The biggest changes were affected by altering the Transmission and Transmission Roughness values. And by using Random Walk instead of Christensen-Burley as the SSS Method.
This is what the Blender manual says about these SSS Methods:
Subsurface Method Rendering method to simulate subsurface scattering.
Christensen-Burley Is an approximation to physically-based volume
scattering. Gives less blurry results than Cubic and Gaussian
Random Walk Provides the most accurate results for thin and curved
objects. This comes at the cost of increased render time or noise for
more dense media like skin, but also better geometry detail
preservation. Random Walk uses true volumetric scattering inside the
mesh, which means that it works best for closed meshes. Overlapping
faces and holes in the mesh can cause problems.

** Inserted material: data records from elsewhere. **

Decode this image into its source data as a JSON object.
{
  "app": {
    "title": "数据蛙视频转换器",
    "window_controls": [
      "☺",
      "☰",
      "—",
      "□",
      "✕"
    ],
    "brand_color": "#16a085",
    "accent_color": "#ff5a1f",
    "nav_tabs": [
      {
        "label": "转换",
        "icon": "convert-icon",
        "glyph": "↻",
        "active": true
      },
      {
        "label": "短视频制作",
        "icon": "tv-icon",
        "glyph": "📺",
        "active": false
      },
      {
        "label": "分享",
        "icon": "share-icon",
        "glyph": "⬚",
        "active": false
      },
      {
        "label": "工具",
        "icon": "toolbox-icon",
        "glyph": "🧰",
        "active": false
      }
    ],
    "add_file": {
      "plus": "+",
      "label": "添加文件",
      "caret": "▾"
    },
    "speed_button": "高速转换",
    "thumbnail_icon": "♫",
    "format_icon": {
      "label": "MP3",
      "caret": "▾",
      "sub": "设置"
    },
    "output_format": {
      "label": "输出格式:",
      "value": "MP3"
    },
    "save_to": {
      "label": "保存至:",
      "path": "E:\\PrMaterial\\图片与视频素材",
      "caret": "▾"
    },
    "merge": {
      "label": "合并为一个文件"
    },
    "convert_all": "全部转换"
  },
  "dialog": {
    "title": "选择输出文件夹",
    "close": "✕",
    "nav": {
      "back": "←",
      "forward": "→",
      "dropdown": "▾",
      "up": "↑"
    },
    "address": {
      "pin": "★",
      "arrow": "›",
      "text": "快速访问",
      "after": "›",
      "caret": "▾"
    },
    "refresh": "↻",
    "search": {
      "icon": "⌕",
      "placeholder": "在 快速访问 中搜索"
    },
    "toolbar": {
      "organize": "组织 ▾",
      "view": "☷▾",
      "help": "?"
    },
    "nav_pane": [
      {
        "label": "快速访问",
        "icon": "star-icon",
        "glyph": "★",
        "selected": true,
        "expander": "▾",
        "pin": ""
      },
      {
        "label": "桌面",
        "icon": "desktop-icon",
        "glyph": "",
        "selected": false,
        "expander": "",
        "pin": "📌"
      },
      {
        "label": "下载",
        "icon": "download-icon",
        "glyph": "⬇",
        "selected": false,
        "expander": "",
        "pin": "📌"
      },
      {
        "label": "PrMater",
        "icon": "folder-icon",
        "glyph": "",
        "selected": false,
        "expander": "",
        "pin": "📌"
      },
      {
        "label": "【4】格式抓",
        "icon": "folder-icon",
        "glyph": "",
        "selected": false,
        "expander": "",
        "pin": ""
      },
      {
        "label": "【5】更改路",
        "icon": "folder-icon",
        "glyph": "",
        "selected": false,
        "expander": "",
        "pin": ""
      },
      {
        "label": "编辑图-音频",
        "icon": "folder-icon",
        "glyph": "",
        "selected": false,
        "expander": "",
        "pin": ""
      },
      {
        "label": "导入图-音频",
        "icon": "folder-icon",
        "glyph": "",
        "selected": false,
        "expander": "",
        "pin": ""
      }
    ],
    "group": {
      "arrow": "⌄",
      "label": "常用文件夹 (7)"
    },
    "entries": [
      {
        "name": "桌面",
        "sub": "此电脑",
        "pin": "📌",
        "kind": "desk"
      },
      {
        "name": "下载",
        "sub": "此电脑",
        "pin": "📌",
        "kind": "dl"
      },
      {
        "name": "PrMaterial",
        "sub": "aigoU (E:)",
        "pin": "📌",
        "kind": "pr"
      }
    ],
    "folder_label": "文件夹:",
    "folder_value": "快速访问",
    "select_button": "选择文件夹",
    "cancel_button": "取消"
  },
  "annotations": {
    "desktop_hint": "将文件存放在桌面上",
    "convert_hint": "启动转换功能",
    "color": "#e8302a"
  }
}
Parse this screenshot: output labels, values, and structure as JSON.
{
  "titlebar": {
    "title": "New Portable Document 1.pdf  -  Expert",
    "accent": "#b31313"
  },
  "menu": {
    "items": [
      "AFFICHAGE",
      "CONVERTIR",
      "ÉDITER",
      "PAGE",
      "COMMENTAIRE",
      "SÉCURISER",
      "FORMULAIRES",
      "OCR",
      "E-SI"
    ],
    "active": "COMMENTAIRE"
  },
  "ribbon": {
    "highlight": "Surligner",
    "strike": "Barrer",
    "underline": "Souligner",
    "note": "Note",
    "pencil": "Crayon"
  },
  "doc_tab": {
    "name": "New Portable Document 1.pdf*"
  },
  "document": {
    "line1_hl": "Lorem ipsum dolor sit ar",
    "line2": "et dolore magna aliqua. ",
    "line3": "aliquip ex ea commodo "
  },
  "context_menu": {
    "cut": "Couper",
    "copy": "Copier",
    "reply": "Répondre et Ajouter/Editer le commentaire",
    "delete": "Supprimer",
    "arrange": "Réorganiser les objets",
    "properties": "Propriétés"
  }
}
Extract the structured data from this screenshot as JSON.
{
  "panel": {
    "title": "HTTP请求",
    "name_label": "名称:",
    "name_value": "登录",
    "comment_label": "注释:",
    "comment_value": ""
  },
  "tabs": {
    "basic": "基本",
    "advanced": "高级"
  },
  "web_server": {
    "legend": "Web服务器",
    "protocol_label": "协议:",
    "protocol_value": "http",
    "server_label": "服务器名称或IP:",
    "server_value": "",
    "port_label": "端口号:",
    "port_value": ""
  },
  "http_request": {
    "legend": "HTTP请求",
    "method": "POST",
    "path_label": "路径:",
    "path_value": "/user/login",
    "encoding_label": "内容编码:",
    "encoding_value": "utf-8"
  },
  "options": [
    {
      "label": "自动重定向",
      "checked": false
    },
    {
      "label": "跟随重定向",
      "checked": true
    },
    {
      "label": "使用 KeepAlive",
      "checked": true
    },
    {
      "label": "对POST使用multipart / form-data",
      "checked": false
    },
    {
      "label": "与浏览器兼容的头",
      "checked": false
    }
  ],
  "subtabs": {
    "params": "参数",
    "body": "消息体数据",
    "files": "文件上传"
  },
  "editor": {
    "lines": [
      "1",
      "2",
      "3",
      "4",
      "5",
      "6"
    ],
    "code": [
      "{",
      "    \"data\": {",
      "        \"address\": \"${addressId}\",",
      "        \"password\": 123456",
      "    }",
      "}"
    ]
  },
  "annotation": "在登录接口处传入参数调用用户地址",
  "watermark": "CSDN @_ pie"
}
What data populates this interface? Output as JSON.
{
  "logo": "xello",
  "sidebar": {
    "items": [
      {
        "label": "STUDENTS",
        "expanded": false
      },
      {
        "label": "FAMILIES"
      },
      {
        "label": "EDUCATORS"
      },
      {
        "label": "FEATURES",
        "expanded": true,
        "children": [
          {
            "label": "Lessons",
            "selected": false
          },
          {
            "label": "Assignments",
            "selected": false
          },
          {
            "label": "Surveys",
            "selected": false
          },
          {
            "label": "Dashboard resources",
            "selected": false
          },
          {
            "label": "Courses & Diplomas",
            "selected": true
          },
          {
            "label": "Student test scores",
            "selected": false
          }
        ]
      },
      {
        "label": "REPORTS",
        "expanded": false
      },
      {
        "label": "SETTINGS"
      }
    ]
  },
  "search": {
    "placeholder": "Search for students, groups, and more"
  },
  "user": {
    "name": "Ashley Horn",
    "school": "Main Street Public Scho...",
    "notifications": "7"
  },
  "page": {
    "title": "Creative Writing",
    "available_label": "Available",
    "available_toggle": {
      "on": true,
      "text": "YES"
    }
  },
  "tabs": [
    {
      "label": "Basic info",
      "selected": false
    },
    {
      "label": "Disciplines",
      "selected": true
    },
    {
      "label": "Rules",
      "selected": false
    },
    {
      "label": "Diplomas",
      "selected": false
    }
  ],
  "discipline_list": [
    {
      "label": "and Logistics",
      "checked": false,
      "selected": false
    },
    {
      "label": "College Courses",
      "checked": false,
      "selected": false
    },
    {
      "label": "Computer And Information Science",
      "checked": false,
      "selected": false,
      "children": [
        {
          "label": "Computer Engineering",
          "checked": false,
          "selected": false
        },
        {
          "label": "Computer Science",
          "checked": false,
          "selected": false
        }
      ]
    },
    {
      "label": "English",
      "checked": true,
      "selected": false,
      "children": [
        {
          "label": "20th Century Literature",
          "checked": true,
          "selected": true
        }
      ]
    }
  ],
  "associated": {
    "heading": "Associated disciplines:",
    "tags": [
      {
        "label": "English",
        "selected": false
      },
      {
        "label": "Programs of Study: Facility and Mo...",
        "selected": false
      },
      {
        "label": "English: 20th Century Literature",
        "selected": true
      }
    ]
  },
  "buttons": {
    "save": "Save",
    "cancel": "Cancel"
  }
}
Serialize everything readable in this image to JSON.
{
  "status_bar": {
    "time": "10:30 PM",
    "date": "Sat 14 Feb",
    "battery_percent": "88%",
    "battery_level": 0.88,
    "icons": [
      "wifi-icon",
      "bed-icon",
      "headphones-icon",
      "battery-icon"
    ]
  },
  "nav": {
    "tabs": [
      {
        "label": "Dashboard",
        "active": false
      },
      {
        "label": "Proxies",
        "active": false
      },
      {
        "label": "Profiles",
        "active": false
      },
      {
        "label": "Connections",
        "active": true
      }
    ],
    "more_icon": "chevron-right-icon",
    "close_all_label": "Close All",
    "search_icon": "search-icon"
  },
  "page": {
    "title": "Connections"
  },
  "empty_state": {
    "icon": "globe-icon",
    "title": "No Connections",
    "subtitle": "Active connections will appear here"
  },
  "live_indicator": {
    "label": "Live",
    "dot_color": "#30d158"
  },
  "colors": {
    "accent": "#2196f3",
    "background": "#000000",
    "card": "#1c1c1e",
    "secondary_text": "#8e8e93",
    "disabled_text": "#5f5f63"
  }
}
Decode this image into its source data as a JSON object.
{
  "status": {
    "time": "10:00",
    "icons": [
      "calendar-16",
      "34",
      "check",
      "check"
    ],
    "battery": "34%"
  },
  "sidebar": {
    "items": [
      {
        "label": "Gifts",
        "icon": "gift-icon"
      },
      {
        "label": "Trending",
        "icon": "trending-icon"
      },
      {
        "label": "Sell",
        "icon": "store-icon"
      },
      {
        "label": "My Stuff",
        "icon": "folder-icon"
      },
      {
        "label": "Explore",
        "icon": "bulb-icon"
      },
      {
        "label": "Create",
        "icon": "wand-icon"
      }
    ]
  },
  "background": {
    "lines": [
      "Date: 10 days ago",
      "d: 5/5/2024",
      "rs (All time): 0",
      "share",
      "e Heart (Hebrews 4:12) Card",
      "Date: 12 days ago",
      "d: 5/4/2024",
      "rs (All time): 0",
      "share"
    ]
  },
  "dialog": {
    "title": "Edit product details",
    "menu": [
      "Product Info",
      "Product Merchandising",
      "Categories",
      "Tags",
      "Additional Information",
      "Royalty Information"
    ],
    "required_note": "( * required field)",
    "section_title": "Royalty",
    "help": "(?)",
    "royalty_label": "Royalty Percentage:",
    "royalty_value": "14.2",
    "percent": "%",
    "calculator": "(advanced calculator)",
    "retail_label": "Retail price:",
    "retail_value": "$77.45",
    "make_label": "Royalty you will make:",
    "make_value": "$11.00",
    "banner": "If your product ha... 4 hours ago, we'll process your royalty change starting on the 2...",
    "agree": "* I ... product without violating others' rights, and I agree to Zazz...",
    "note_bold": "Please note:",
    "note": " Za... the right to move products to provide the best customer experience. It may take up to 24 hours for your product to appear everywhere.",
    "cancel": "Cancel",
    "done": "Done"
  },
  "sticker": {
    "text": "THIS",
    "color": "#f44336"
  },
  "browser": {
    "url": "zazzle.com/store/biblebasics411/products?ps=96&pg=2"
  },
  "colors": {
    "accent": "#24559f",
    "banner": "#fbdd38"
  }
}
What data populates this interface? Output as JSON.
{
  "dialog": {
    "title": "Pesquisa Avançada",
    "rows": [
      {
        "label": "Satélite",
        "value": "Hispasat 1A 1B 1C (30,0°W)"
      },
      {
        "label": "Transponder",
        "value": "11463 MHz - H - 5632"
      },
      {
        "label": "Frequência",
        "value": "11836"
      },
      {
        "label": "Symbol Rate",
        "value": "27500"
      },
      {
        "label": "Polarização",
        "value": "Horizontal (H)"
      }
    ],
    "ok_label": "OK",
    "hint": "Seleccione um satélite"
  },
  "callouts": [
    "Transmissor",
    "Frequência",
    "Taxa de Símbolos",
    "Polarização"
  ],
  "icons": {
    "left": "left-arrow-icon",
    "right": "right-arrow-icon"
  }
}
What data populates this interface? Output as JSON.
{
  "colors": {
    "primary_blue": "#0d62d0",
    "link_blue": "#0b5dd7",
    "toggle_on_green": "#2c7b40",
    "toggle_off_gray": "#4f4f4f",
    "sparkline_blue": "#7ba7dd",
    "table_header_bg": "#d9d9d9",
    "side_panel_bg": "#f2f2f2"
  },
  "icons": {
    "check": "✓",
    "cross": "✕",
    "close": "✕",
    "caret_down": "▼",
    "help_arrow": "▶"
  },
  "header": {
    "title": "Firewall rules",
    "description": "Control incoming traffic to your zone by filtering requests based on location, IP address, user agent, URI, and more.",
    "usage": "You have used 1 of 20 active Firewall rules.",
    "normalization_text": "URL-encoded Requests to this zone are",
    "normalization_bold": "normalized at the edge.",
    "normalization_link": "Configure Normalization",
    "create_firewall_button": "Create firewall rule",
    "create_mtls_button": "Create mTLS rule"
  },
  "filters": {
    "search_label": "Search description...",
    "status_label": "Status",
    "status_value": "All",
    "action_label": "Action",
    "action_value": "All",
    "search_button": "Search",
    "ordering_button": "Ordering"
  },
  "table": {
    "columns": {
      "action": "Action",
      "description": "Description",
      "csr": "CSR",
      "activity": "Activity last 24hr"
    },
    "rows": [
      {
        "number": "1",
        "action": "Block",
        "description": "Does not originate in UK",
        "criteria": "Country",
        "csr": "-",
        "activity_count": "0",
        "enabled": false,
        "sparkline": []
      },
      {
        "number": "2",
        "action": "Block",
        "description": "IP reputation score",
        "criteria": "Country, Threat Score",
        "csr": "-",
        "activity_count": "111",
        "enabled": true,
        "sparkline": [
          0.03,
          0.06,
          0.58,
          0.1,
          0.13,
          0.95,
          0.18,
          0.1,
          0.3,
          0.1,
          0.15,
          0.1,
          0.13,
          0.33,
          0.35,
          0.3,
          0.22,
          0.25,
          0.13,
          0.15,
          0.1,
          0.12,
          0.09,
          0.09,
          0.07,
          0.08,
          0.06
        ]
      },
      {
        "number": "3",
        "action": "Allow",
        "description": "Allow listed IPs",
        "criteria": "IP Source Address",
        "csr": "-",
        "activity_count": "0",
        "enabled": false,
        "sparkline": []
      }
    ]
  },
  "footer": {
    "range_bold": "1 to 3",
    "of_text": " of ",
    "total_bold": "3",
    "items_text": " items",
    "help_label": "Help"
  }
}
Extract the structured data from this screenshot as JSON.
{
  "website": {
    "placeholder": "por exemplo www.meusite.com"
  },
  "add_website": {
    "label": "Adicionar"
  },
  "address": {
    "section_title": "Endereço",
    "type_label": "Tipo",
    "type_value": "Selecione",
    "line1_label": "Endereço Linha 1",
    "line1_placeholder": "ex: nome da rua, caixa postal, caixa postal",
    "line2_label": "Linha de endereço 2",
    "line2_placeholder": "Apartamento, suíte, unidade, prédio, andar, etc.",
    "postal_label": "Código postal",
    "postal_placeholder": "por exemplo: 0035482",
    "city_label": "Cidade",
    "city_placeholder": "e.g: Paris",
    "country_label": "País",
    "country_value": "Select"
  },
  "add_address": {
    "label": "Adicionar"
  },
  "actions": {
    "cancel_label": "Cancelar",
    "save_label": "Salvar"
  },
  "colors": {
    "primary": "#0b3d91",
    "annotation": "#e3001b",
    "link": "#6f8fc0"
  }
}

One commentor suggested using Alpha for Transparency, but to me this appears to affect a different kind of near total transparency that doesn't seem to have any relation to the physical nature of the simulated material but something more like an overall opacity of the object. It is my understanding that Alpha is primarily used to modify another node which plugs into it. (But I stand to be corrected here).
In this particular case, adding Sheen also had an influence that came closer to approximating the look of realtime Eevee rendering in Material Preview mode.
Something I have not been able to imitate, is the way that realtime rendering in Eevee seems to pick out some edges with a highlight. Even after rendering an output image in Eevee this effect was not reproduced. Perhaps this is a feature of blender to allow for objects to be more quickly visually isolated while editing them, rather than physical accuracy for a final render. Just a guess.
This technique of picking out edges with a highlight is an effect used by old painters, you can see if you look at dark old oil paintings.
You might be able achieve a similar highlight with carefully placed back light, but for the purposes of this experiment I was more interested in trying to pin down some of the specific aesthetic effects of each render engine, albeit on this one very particular example, so I stuck with same default HDRI for the render.
I hope someone may find this useful sometime.